Similar to other Spark methods, it only works for numeric values.

## Importing

In [1]:
import pyspark, findspark
from pyspark.sql import SparkSession

findspark.init()

spark = SparkSession.builder.appName("ohe").getOrCreate()

In [2]:
from pyspark.ml.feature import Imputer

## Loading Data

In [3]:
cars = spark.read.load(
    "../../data/CarrosNAN.csv",
    format="csv",
    sep=";",
    header = True, 
    inferSchema=True)

cars.show(2)

+-------+---------+-----------+---------------+----+-----+---------+-----------+-------+-----------+---+
|Consumo|Cilindros|Cilindradas|RelEixoTraseiro|Peso|Tempo|TipoMotor|Transmissao|Marchas|Carburadors| HP|
+-------+---------+-----------+---------------+----+-----+---------+-----------+-------+-----------+---+
|     21|        6|        160|             39| 262| 1646|        0|          1|      4|          4|110|
|     21|        6|       null|             39|2875| null|        0|          1|      4|          4|110|
+-------+---------+-----------+---------------+----+-----+---------+-----------+-------+-----------+---+
only showing top 2 rows



## Imputing Missing Values

By default, the imputation strategy is the column mean.

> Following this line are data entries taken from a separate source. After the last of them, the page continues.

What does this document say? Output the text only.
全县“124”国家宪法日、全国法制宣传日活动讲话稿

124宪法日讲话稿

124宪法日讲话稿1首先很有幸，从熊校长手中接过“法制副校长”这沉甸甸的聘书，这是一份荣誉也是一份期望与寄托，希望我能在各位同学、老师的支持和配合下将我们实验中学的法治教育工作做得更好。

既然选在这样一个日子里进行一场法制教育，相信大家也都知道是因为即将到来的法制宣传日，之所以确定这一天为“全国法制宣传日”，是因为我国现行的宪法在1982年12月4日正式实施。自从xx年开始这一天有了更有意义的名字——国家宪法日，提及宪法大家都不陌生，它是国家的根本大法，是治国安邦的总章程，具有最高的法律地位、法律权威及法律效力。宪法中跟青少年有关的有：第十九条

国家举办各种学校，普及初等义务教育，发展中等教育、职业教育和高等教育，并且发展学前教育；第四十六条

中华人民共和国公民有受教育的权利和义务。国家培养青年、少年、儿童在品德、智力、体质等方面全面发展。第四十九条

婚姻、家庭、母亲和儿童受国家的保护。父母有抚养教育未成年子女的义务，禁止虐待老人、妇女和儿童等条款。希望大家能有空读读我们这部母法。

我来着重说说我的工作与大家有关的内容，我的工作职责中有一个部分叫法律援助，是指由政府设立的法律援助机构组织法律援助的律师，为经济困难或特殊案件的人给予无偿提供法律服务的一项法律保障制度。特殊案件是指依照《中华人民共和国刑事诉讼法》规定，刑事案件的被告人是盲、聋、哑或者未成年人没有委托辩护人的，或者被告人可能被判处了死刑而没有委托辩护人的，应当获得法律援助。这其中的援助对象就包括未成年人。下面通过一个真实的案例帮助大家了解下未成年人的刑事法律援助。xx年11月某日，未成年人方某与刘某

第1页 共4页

To change it, we have to specify the strategy.

### Filling with the mean

In [4]:
imputer = Imputer(
    inputCols=["Cilindradas", "Peso"],
    outputCols=["cil_filled_mean", "peso_filled_mean"]
)
cars = imputer.fit(cars).transform(cars)



In [5]:
cars.select("Cilindradas", "cil_filled_mean", "Peso", "peso_filled_mean").show(5)

+-----------+---------------+----+----------------+
|Cilindradas|cil_filled_mean|Peso|peso_filled_mean|
+-----------+---------------+----+----------------+
|        160|            160| 262|             262|
|       null|            848|2875|            2875|
|        108|            108| 232|             232|
|       null|            848|3215|            3215|
|        360|            360|null|            1318|
+-----------+---------------+----+----------------+
only showing top 5 rows



### Filling with the median

To a different method, we have to set the `setStrategy` method before the imputation object creation:

In [6]:
imputer = Imputer(
    inputCols=["Cilindradas", "Peso"],
    outputCols=["cil_filled_median", "peso_filled_median"]
)
cars = imputer.setStrategy('median').fit(cars).transform(cars)

In [7]:
cars.select("Cilindradas", "cil_filled_mean",  "cil_filled_median", "Peso", "peso_filled_mean", "peso_filled_median").show(5)

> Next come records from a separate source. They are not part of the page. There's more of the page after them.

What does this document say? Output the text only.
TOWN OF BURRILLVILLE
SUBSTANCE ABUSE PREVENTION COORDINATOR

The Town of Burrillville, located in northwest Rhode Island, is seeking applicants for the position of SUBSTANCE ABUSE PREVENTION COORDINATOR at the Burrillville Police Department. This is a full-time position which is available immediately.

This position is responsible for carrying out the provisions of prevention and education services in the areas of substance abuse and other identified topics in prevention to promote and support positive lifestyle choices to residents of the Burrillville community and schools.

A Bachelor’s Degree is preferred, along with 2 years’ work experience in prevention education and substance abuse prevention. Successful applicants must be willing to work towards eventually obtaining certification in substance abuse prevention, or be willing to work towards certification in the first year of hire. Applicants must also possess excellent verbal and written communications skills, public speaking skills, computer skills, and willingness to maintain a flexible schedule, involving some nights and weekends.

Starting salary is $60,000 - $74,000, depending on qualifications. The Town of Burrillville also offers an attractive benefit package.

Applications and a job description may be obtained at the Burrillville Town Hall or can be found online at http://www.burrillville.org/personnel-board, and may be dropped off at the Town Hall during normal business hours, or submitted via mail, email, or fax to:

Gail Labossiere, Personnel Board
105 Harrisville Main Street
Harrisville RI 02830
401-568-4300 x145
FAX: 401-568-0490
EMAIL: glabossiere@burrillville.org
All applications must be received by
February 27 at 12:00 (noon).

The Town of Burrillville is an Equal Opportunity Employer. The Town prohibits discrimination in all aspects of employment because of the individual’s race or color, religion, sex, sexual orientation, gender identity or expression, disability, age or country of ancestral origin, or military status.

+-----------+---------------+-----------------+----+----------------+------------------+
|Cilindradas|cil_filled_mean|cil_filled_median|Peso|peso_filled_mean|peso_filled_median|
+-----------+---------------+-----------------+----+----------------+------------------+
|        160|            160|              160| 262|             262|               262|
|       null|            848|              440|2875|            2875|              2875|
|        108|            108|              108| 232|             232|               232|
|       null|            848|              440|3215|            3215|              3215|
|        360|            360|              360|null|            1318|               373|
+-----------+---------------+-----------------+----+----------------+------------------+
only showing top 5 rows



### Imputing a Numeric value

Instead of filling missing values, we could need to impute numeric values.

In order to do so, we jsut have to set the missing value we want to change by using the method `setMissingValue`:

In [8]:
imputer = Imputer(
    inputCols=["Cilindros"],
    outputCols=["cilindros_zero_median"]
)
cars = imputer.setStrategy('median').setMissingValue(0).fit(cars).transform(cars)

In [10]:
cars.select("Cilindros", "cilindros_zero_median").show(10)

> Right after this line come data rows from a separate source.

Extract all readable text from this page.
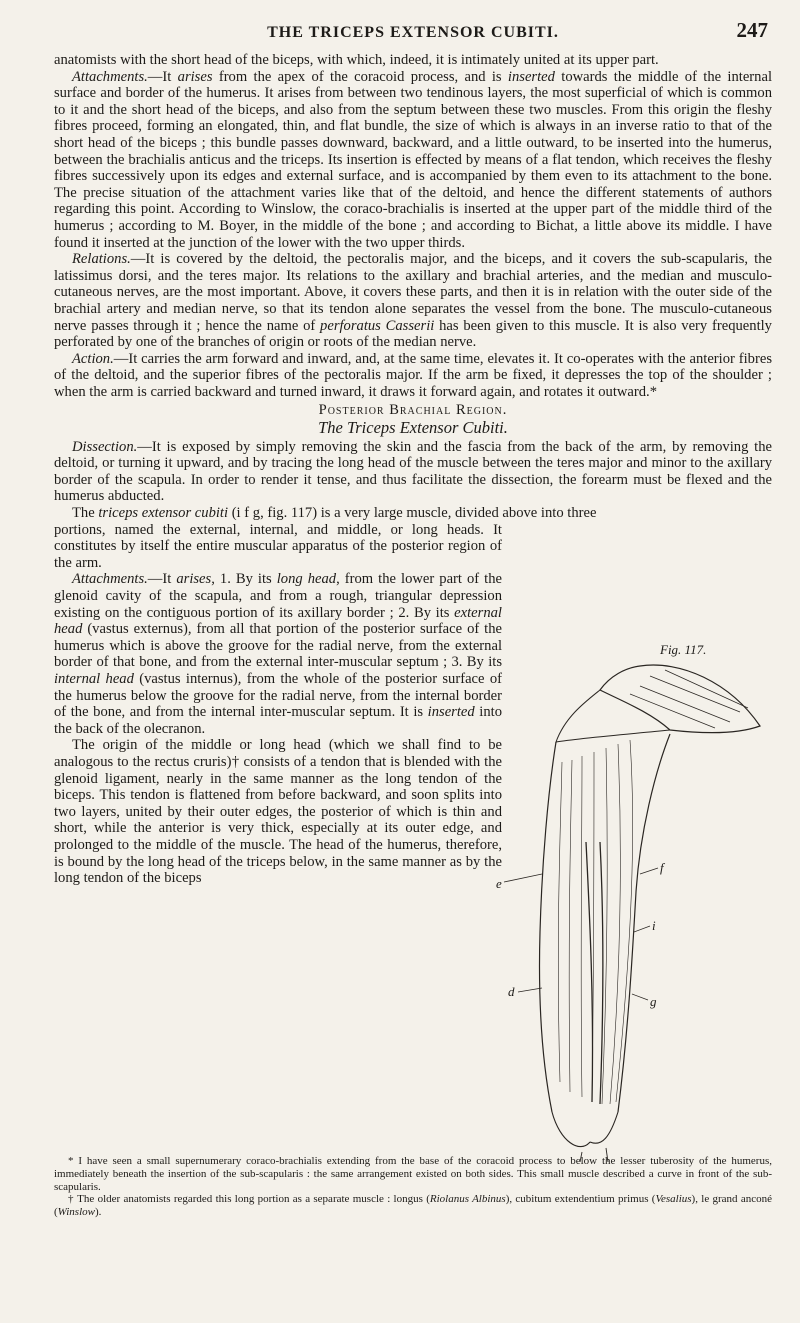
THE TRICEPS EXTENSOR CUBITI.	247

anatomists with the short head of the biceps, with which, indeed, it is intimately united at its upper part.

Attachments.—It arises from the apex of the coracoid process, and is inserted towards the middle of the internal surface and border of the humerus. It arises from between two tendinous layers, the most superficial of which is common to it and the short head of the biceps, and also from the septum between these two muscles. From this origin the fleshy fibres proceed, forming an elongated, thin, and flat bundle, the size of which is always in an inverse ratio to that of the short head of the biceps ; this bundle passes downward, backward, and a little outward, to be inserted into the humerus, between the brachialis anticus and the triceps. Its insertion is effected by means of a flat tendon, which receives the fleshy fibres successively upon its edges and external surface, and is accompanied by them even to its attachment to the bone. The precise situation of the attachment varies like that of the deltoid, and hence the different statements of authors regarding this point. According to Winslow, the coraco-brachialis is inserted at the upper part of the middle third of the humerus ; according to M. Boyer, in the middle of the bone ; and according to Bichat, a little above its middle. I have found it inserted at the junction of the lower with the two upper thirds.

Relations.—It is covered by the deltoid, the pectoralis major, and the biceps, and it covers the sub-scapularis, the latissimus dorsi, and the teres major. Its relations to the axillary and brachial arteries, and the median and musculo-cutaneous nerves, are the most important. Above, it covers these parts, and then it is in relation with the outer side of the brachial artery and median nerve, so that its tendon alone separates the vessel from the bone. The musculo-cutaneous nerve passes through it ; hence the name of perforatus Casserii has been given to this muscle. It is also very frequently perforated by one of the branches of origin or roots of the median nerve.

Action.—It carries the arm forward and inward, and, at the same time, elevates it. It co-operates with the anterior fibres of the deltoid, and the superior fibres of the pectoralis major. If the arm be fixed, it depresses the top of the shoulder ; when the arm is carried backward and turned inward, it draws it forward again, and rotates it outward.*

Posterior Brachial Region.
The Triceps Extensor Cubiti.

Dissection.—It is exposed by simply removing the skin and the fascia from the back of the arm, by removing the deltoid, or turning it upward, and by tracing the long head of the muscle between the teres major and minor to the axillary border of the scapula. In order to render it tense, and thus facilitate the dissection, the forearm must be flexed and the humerus abducted.

The triceps extensor cubiti (i f g, fig. 117) is a very large muscle, divided above into three

portions, named the external, internal, and middle, or long heads. It constitutes by itself the entire muscular apparatus of the posterior region of the arm.

Attachments.—It arises, 1. By its long head, from the lower part of the glenoid cavity of the scapula, and from a rough, triangular depression existing on the contiguous portion of its axillary border ; 2. By its external head (vastus externus), from all that portion of the posterior surface of the humerus which is above the groove for the radial nerve, from the external border of that bone, and from the external inter-muscular septum ; 3. By its internal head (vastus internus), from the whole of the posterior surface of the humerus below the groove for the radial nerve, from the internal border of the bone, and from the internal inter-muscular septum. It is inserted into the back of the olecranon.

The origin of the middle or long head (which we shall find to be analogous to the rectus cruris)† consists of a tendon that is blended with the glenoid ligament, nearly in the same manner as the long tendon of the biceps. This tendon is flattened from before backward, and soon splits into two layers, united by their outer edges, the posterior of which is thin and short, while the anterior is very thick, especially at its outer edge, and prolonged to the middle of the muscle. The head of the humerus, therefore, is bound by the long head of the triceps below, in the same manner as by the long tendon of the biceps

Fig. 117.
e
f
i
d
g

* I have seen a small supernumerary coraco-brachialis extending from the base of the coracoid process to below the lesser tuberosity of the humerus, immediately beneath the insertion of the sub-scapularis : the same arrangement existed on both sides. This small muscle described a curve in front of the sub-scapularis.

† The older anatomists regarded this long portion as a separate muscle : longus (Riolanus Albinus), cubitum extendentium primus (Vesalius), le grand anconé (Winslow).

+---------+---------------------+
|Cilindros|cilindros_zero_median|
+---------+---------------------+
|        6|                    6|
|        6|                    6|
|        0|                    6|
|        0|                    6|
|        0|                    6|
|        6|                    6|
|        8|                    8|
|        4|                    4|
|        4|                    4|
|        0|                    6|
+---------+---------------------+
only showing top 10 rows